Crianças em casa e menos comida na mesa
A fome foi uma realidade para 23,8% das famílias que tinham crianças menores de 10 anos de idade e eram chefiadas por mulheres negras. Neste grupo, apenas 21,3% dos lares encontravam-se em segurança alimentar, menos da metade do que foi encontrado nos lares chefiados por homens brancos (52,5%) e quase metade do que ocorre nos domicílios chefiados por mulheres brancas (39,5%).
Emprego e renda ajudam na alimentação, mas de forma distinta
A situação de emprego e trabalho também influenciou a segurança alimentar das famílias no final de 2021 e início de 2022, segundo a cor da pele autodeclarada da pessoa responsável. Onde havia desemprego ou trabalho informal, a fome se fez presente na metade dos lares chefiados por pessoas negras, comparado com um terço dos lares chefiados por pessoas brancas. Na condição de desemprego, a insegurança alimentar grave, ou seja, a fome, foi mais frequente em domicílios chefiados por mulheres negras (39,5%) e por homens negros (34,3%).
Quando a pessoa responsável pelo domicílio tinha emprego formal, e a renda mensal familiar era superior a 1 salário mínimo per capita (SMPC), a segurança alimentar se fez presente em 80% dos lares chefiados por pessoas brancas e em 73% dos chefiados por pessoas negras.
Sobre a VIGISAN (2022)
O 2º Inquérito Nacional sobre Insegurança Alimentar no Contexto da Pandemia da Covid-19 no Brasil (VIGISAN) revelou, a partir de dados coletados entre novembro de 2021 e abril de 2022, números graves sobre a insegurança alimentar no país: 33,1 milhões de brasileiros não têm o que comer, e apenas 4 entre 10 famílias conseguem acesso pleno a alimentos – ou seja, estão em condição de segurança alimentar.
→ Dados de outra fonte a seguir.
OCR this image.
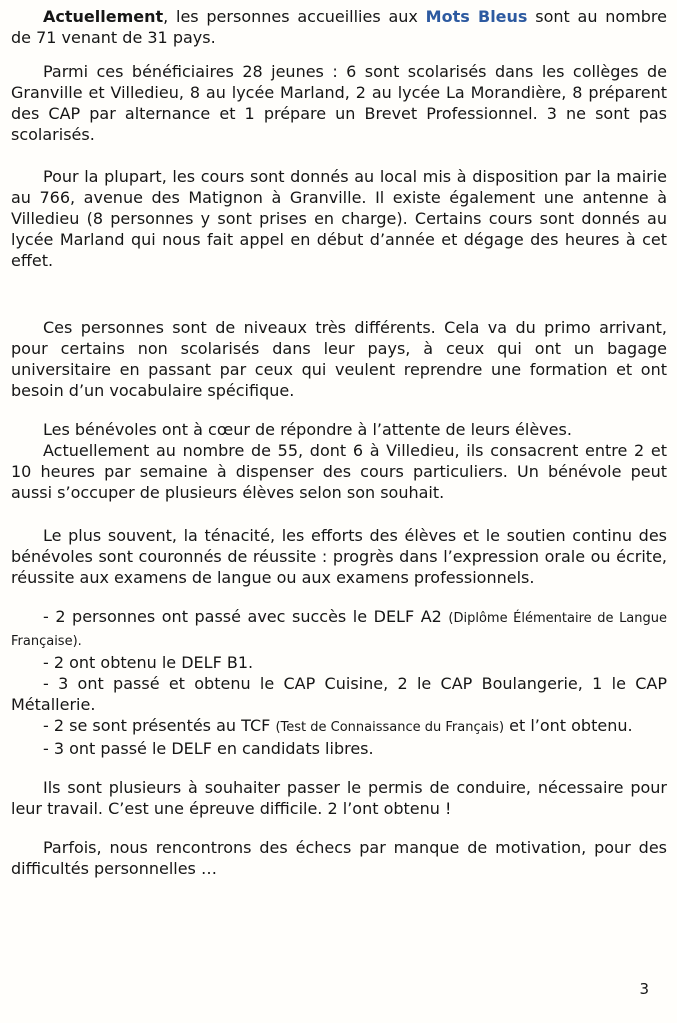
Actuellement, les personnes accueillies aux Mots Bleus sont au nombre de 71 venant de 31 pays.

Parmi ces bénéficiaires 28 jeunes : 6 sont scolarisés dans les collèges de Granville et Villedieu, 8 au lycée Marland, 2 au lycée La Morandière, 8 préparent des CAP par alternance et 1 prépare un Brevet Professionnel. 3 ne sont pas scolarisés.

Pour la plupart, les cours sont donnés au local mis à disposition par la mairie au 766, avenue des Matignon à Granville. Il existe également une antenne à Villedieu (8 personnes y sont prises en charge). Certains cours sont donnés au lycée Marland qui nous fait appel en début d’année et dégage des heures à cet effet.

Ces personnes sont de niveaux très différents. Cela va du primo arrivant, pour certains non scolarisés dans leur pays, à ceux qui ont un bagage universitaire en passant par ceux qui veulent reprendre une formation et ont besoin d’un vocabulaire spécifique.

Les bénévoles ont à cœur de répondre à l’attente de leurs élèves.

Actuellement au nombre de 55, dont 6 à Villedieu, ils consacrent entre 2 et 10 heures par semaine à dispenser des cours particuliers. Un bénévole peut aussi s’occuper de plusieurs élèves selon son souhait.

Le plus souvent, la ténacité, les efforts des élèves et le soutien continu des bénévoles sont couronnés de réussite : progrès dans l’expression orale ou écrite, réussite aux examens de langue ou aux examens professionnels.

- 2 personnes ont passé avec succès le DELF A2 (Diplôme Élémentaire de Langue Française).

- 2 ont obtenu le DELF B1.

- 3 ont passé et obtenu le CAP Cuisine, 2 le CAP Boulangerie, 1 le CAP Métallerie.

- 2 se sont présentés au TCF (Test de Connaissance du Français) et l’ont obtenu.

- 3 ont passé le DELF en candidats libres.

Ils sont plusieurs à souhaiter passer le permis de conduire, nécessaire pour leur travail. C’est une épreuve difficile. 2 l’ont obtenu !

Parfois, nous rencontrons des échecs par manque de motivation, pour des difficultés personnelles …

3
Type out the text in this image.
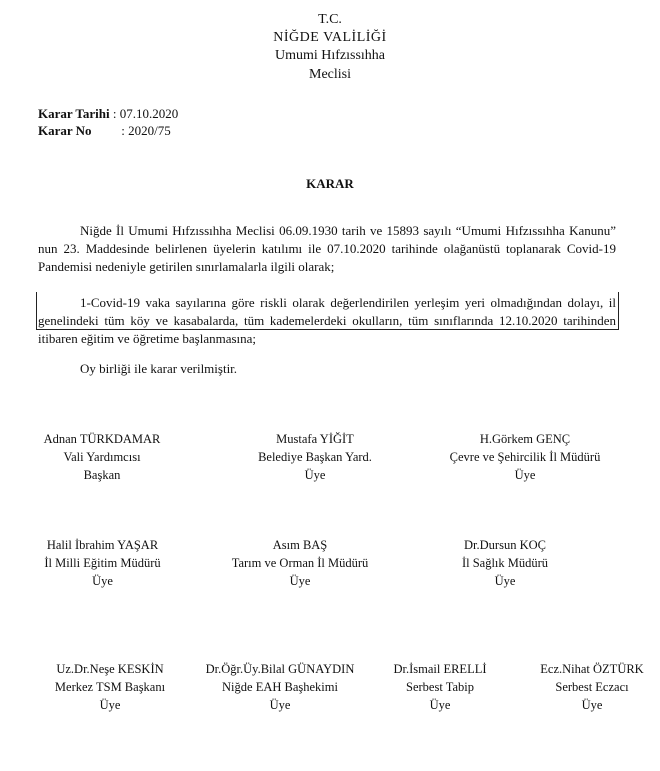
T.C.
NİĞDE VALİLİĞİ
Umumi Hıfzıssıhha
Meclisi
Karar Tarihi : 07.10.2020
Karar No : 2020/75
KARAR
Niğde İl Umumi Hıfzıssıhha Meclisi 06.09.1930 tarih ve 15893 sayılı “Umumi Hıfzıssıhha Kanunu”
nun 23. Maddesinde belirlenen üyelerin katılımı ile 07.10.2020 tarihinde olağanüstü toplanarak Covid-19
Pandemisi nedeniyle getirilen sınırlamalarla ilgili olarak;
1-Covid-19 vaka sayılarına göre riskli olarak değerlendirilen yerleşim yeri olmadığından dolayı, il
genelindeki tüm köy ve kasabalarda, tüm kademelerdeki okulların, tüm sınıflarında 12.10.2020 tarihinden
itibaren eğitim ve öğretime başlanmasına;
Oy birliği ile karar verilmiştir.
Adnan TÜRKDAMAR
Vali Yardımcısı
Başkan
Mustafa YİĞİT
Belediye Başkan Yard.
Üye
H.Görkem GENÇ
Çevre ve Şehircilik İl Müdürü
Üye
Halil İbrahim YAŞAR
İl Milli Eğitim Müdürü
Üye
Asım BAŞ
Tarım ve Orman İl Müdürü
Üye
Dr.Dursun KOÇ
İl Sağlık Müdürü
Üye
Uz.Dr.Neşe KESKİN
Merkez TSM Başkanı
Üye
Dr.Öğr.Üy.Bilal GÜNAYDIN
Niğde EAH Başhekimi
Üye
Dr.İsmail ERELLİ
Serbest Tabip
Üye
Ecz.Nihat ÖZTÜRK
Serbest Eczacı
Üye
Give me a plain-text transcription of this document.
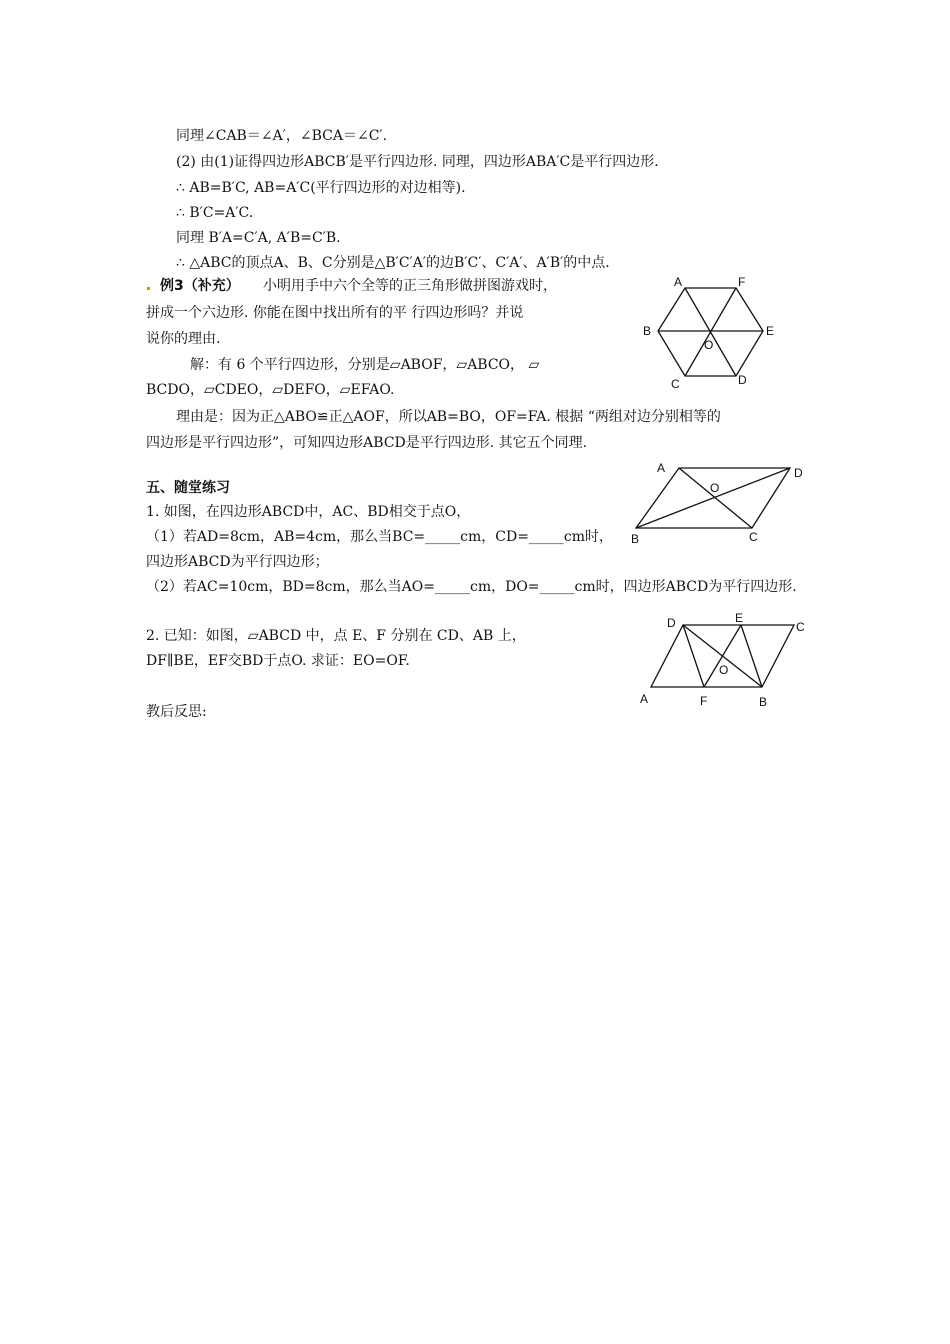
同理∠CAB＝∠A′，∠BCA＝∠C′.
(2) 由(1)证得四边形ABCB′是平行四边形. 同理，四边形ABA′C是平行四边形.
∴ AB=B′C, AB=A′C(平行四边形的对边相等).
∴ B′C=A′C.
同理 B′A=C′A, A′B=C′B.
∴ △ABC的顶点A、B、C分别是△B′C′A′的边B′C′、C′A′、A′B′的中点.
例3（补充） 小明用手中六个全等的正三角形做拼图游戏时，
拼成一个六边形. 你能在图中找出所有的平 行四边形吗？并说
说你的理由.
解：有 6 个平行四边形，分别是▱ABOF，▱ABCO， ▱
BCDO，▱CDEO，▱DEFO，▱EFAO.
理由是：因为正△ABO≌正△AOF，所以AB=BO，OF=FA. 根据 “两组对边分别相等的
四边形是平行四边形”，可知四边形ABCD是平行四边形. 其它五个同理.
A	F
B	E
O
C	D
五、随堂练习
1. 如图，在四边形ABCD中，AC、BD相交于点O，
（1）若AD=8cm，AB=4cm，那么当BC=_____cm，CD=_____cm时，
四边形ABCD为平行四边形；
（2）若AC=10cm，BD=8cm，那么当AO=_____cm，DO=_____cm时，四边形ABCD为平行四边形.
A	D
O
B	C
2. 已知：如图，▱ABCD 中，点 E、F 分别在 CD、AB 上，
DF∥BE，EF交BD于点O. 求证：EO=OF.
D	E
C
O
A	F	B
教后反思:
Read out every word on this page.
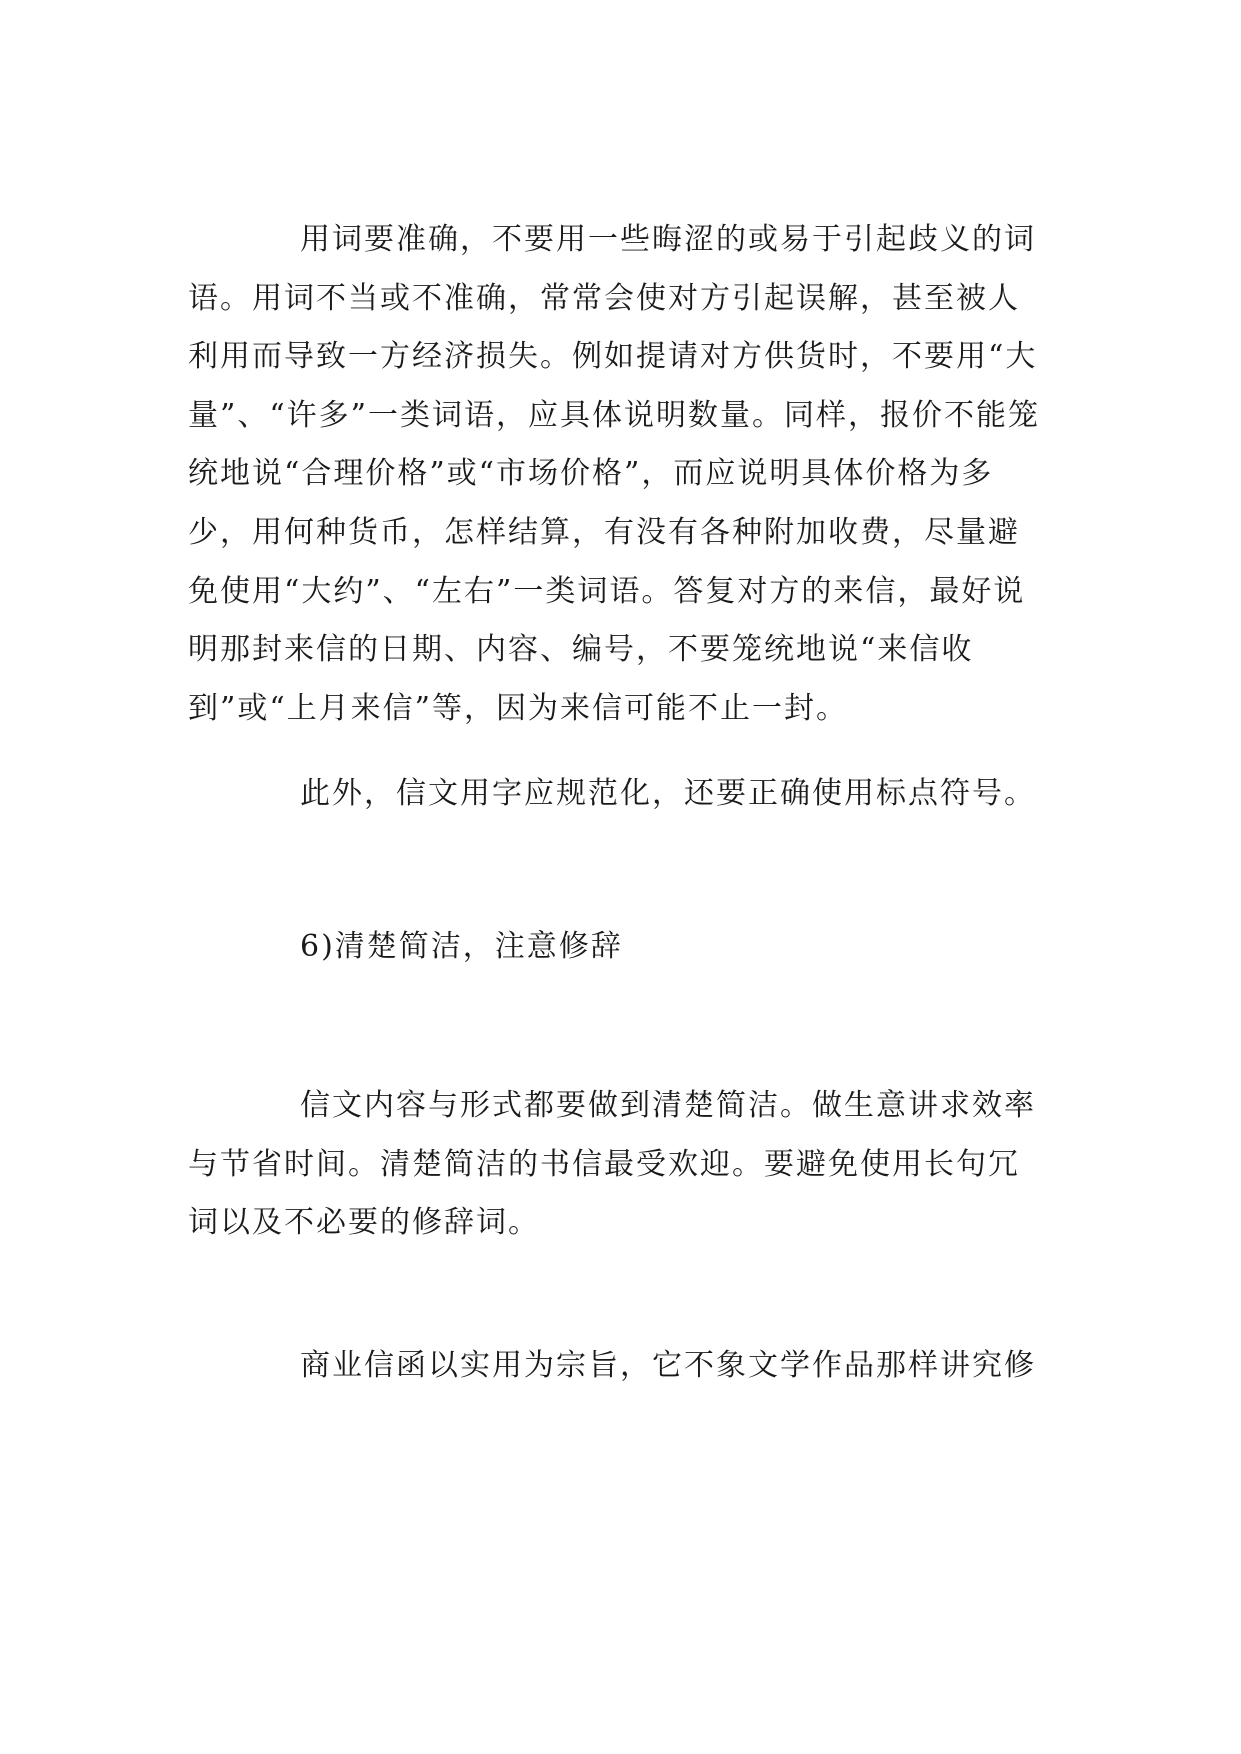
用词要准确，不要用一些晦涩的或易于引起歧义的词语。用词不当或不准确，常常会使对方引起误解，甚至被人利用而导致一方经济损失。例如提请对方供货时，不要用“大量”、“许多”一类词语，应具体说明数量。同样，报价不能笼统地说“合理价格”或“市场价格”，而应说明具体价格为多少，用何种货币，怎样结算，有没有各种附加收费，尽量避免使用“大约”、“左右”一类词语。答复对方的来信，最好说明那封来信的日期、内容、编号，不要笼统地说“来信收到”或“上月来信”等，因为来信可能不止一封。

此外，信文用字应规范化，还要正确使用标点符号。

6)清楚简洁，注意修辞

信文内容与形式都要做到清楚简洁。做生意讲求效率与节省时间。清楚简洁的书信最受欢迎。要避免使用长句冗词以及不必要的修辞词。

商业信函以实用为宗旨，它不象文学作品那样讲究修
Em números absolutos, eram 125,2 milhões em insegurança alimentar – leve, moderada ou grave.
Os dados foram coletados entre novembro de 2021 e abril de 2022, a partir da realização de entrevistas em 12.745 domicílios, em áreas urbanas e rurais de 577 municípios, distribuídos nos 26 estados e no Distrito Federal. Resultados referentes aos estados e ao Distrito Federal foram divulgados em setembro de 2022, com o objetivo de identificar desigualdades regionais no acesso aos alimentos. A Segurança Alimentar e os níveis de Insegurança Alimentar foram medidos pela Escala Brasileira de Insegurança Alimentar (Ebia), que também é utilizada pelo Instituto Brasileiro de Geografia e Estatística (IBGE).